06-Operations / 06.06.Monitoring-Requirements

06.06.Monitoring Requirements

06.06. Monitoring Requirements

1. Centralized & Structured Logging

The backend must switch to JSON-structured logging to ensure consistency in Cloud Logging.

1.1 Specification: JSON Logging

1.2 Implementation: ✅ DONE

Implemented via app/core/logging_config.py using stdlib logging + custom CloudJsonFormatter (no structlog dependency needed). Context fields propagated via ContextVar: - Request context middleware in app/main.py extracts X-Request-ID header - TeslaFleetService.get_session() and authorize_and_fetch_vehicles() set session_id - set_log_context() / clear_log_context() API for any code path


2. Distributed Tracing (OpenTelemetry)

Tracing must span from the main API request to any background PDF generation tasks.

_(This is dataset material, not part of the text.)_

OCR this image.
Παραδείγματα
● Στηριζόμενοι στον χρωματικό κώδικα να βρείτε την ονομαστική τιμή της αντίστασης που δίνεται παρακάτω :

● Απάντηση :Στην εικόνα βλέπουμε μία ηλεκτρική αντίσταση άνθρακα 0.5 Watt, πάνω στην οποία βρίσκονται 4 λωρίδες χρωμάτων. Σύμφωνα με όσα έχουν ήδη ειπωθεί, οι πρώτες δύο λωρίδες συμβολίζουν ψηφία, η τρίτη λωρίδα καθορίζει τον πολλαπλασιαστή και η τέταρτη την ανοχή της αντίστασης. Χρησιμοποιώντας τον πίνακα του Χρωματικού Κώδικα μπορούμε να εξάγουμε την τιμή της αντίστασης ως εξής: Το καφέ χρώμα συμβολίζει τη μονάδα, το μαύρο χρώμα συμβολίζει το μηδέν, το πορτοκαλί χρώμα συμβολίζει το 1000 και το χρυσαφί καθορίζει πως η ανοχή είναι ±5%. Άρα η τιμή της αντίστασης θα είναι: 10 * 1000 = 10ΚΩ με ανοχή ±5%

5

2.1 Specification: Trace Correlation

2.2 Implementation: ✅ DONE

Implemented via app/core/tracing.py using OpenTelemetry SDK with Google Cloud Trace exporter: - Auto-instruments FastAPI (incoming requests), httpx (outgoing HTTP to Tesla/Stripe/PayPal), and Redis - OTEL_ENABLED setting in app/config.py controls activation (default: disabled for local dev) - Cloud Trace exporter when GCP_PROJECT is set; console exporter for local development - Dependencies added to requirements.txt: opentelemetry-api, opentelemetry-sdk, opentelemetry-exporter-gcp-trace, and instrumentation packages - GCP APIs monitoring.googleapis.com and cloudtrace.googleapis.com added to step 001 defaults


3. Proactive Alerting (Cloud Monitoring)

Alerts must be created in Terraform to notify the team via Slack/Email.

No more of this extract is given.